MIAMI -- Shortly after the Hall of Fame selection meeting concluded Saturday afternoon, a debate that lasted more than six hours, the session already was being billed as among the most bilious in recent history.
As one of the 40 selectors charged with whittling the class of 17 worthy candidates and choosing six men for inclusion into the Canton, Ohio, football shrine, I prefer to think of the process as having been more conscientious than contentious.
Despite some word-inflicted wounds, it should be noted that no one exited the meeting room with knife marks. For the most part, the debate was civil, albeit passionate. And once again, although there is certain to be a legion of critics bashing the results, the process worked.
And, trust me, as one of the Hall of Fame selectors now on the wrong side of 50 years old, and with a bladder even weaker than his mind, it was a long and detailed process.
Without breaching any of the confidentiality guidelines that accompany the enormous privilege of parsing the careers of some of the game's greatest performers and personalities, the candidacies of several of the finalists elicited extended discussion. And none was longer than discussion of former commissioner Paul Tagliabue, whose merits were debated for precisely 57 minutes, believed to be the longest such hearing in recent history and perhaps ever.
There have been murder trials that didn't last this long. Then again, to kill off anyone's chances for Hall of Fame induction without taking the requisite time necessary to carefully discuss his merits would be simply irresponsible.
As it turned out, Tagliabue didn't even survive the first cut, which reduced the field from 17 to 11. Normally, the initial reduction is to 10 candidates, but a tie resulted in 11 this year. It wasn't particularly surprising that Tagliabue was not elected in his first year on the Hall of Fame ballot because unofficial nose-counts during the week indicated that would be the case. But it was mildly stunning that a man who piloted the league to unparalleled heights during his 17-year stewardship did not advance to the second level of debate.
Two elements seemed to scuttle Tagliabue's chances: First, it was cited several times that Pete Rozelle, arguably the greatest commissioner of any sport at any time, was not elected to the Hall of Fame until his eighth appearance on the ballot. Second, although Tagliabue plans on becoming a globetrotter and will never return to the league from which he retired less than six months ago, there was some sentiment that the final chapter of his celebrated tenure is not yet really completed.
The extension to the collective bargaining agreement, essentially Tagliabue's final key act as commissioner, is still not committed to legal language 11 months after it was approved. In retrospect, several owners from both low- and high-revenue franchises see the extension as a bad deal, one that can be reopened in November 2008. If that's the case, it could adversely affect Tagliabue's long-term legacy.

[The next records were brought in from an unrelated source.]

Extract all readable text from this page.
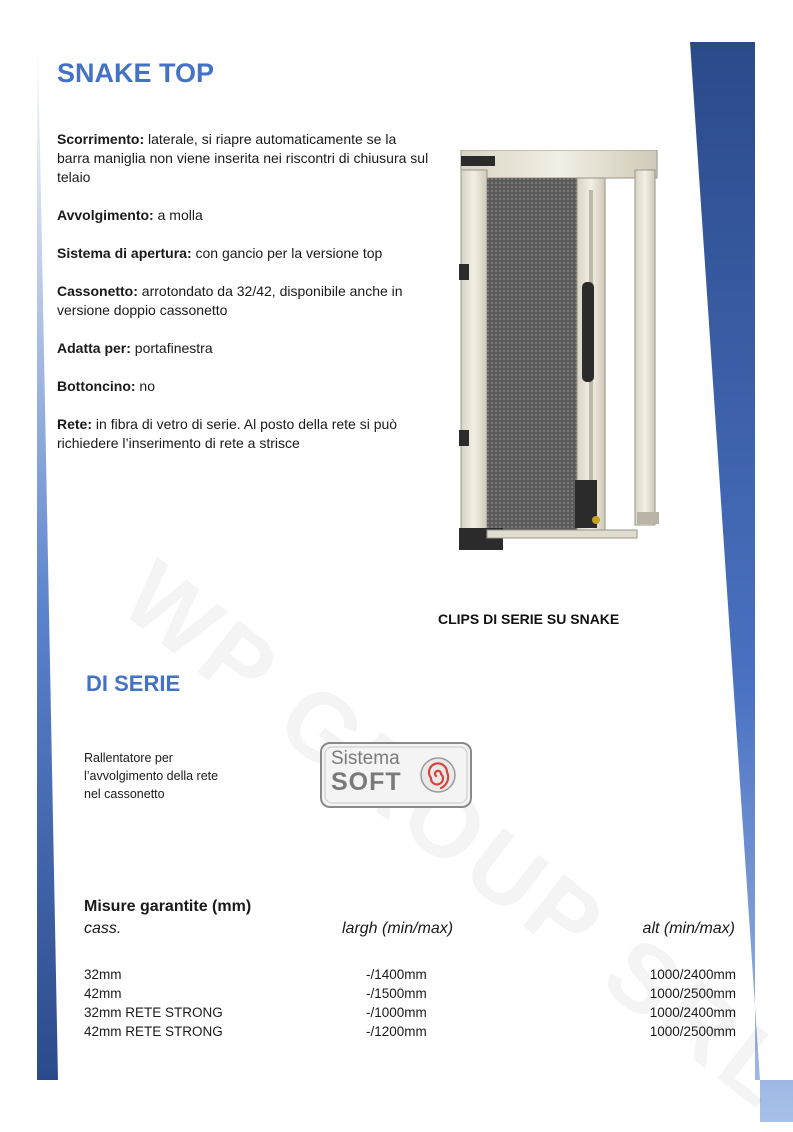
SNAKE TOP

Scorrimento: laterale, si riapre automaticamente se la barra maniglia non viene inserita nei riscontri di chiusura sul telaio

Avvolgimento: a molla

Sistema di apertura: con gancio per la versione top

Cassonetto: arrotondato da 32/42, disponibile anche in versione doppio cassonetto

Adatta per: portafinestra

Bottoncino: no

Rete: in fibra di vetro di serie. Al posto della rete si può richiedere l’inserimento di rete a strisce

CLIPS DI SERIE SU SNAKE
DI SERIE
Rallentatore per l’avvolgimento della rete nel cassonetto
Sistema
SOFT
Misure garantite (mm)
cass.	largh (min/max)	alt (min/max)
32mm	-/1400mm	1000/2400mm
42mm	-/1500mm	1000/2500mm
32mm RETE STRONG	-/1000mm	1000/2400mm
42mm RETE STRONG	-/1200mm	1000/2500mm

The confidentiality rules preclude me, and hopefully everyone else in the room, from detailing the pluses and minuses of Tagliabue's run as commissioner that were debated. Suffice it to say, the discussion was spirited.
But the former commissioner wasn't the only candidate whose Hall credentials were closely examined. The first round of discussion, in which all 17 candidates are presented, ran more than five hours before the selectors got around to the first "reduction" ballot, narrowing the field to 11. There were the usual procedural issues, the annual ill-advised suggestion that selectors rubber-stamp all of the finalists for induction when the field is reduced to six on the second ballot, plenty of comparative statistics, and subjective assessments of the candidates.
In a week in which the league has celebrated the presence of two African-American coaches in Super Bowl XLI, it would be remiss not to point out that Saturday's selection meeting was chaired by Steve Perry, a black man. And that, for the first time, the selection committee included two women, veteran scribes Charean Williams of the Fort Worth Star-Telegram and the San Francisco Chronicle's Nancy Gay.
Congratulations to all of them.
And congratulations, too, to the six new members of the Pro Football Hall of Fame, and to the 11 other men who were considered for induction. Know this: Your fates Saturday were discussed with great care and diligence by a committee that collectively takes it charge very seriously.
And Saturday, that meant nearly seven serious hours of serious deliberation.
Len Pasquarelli is a senior NFL writer for ESPN.com.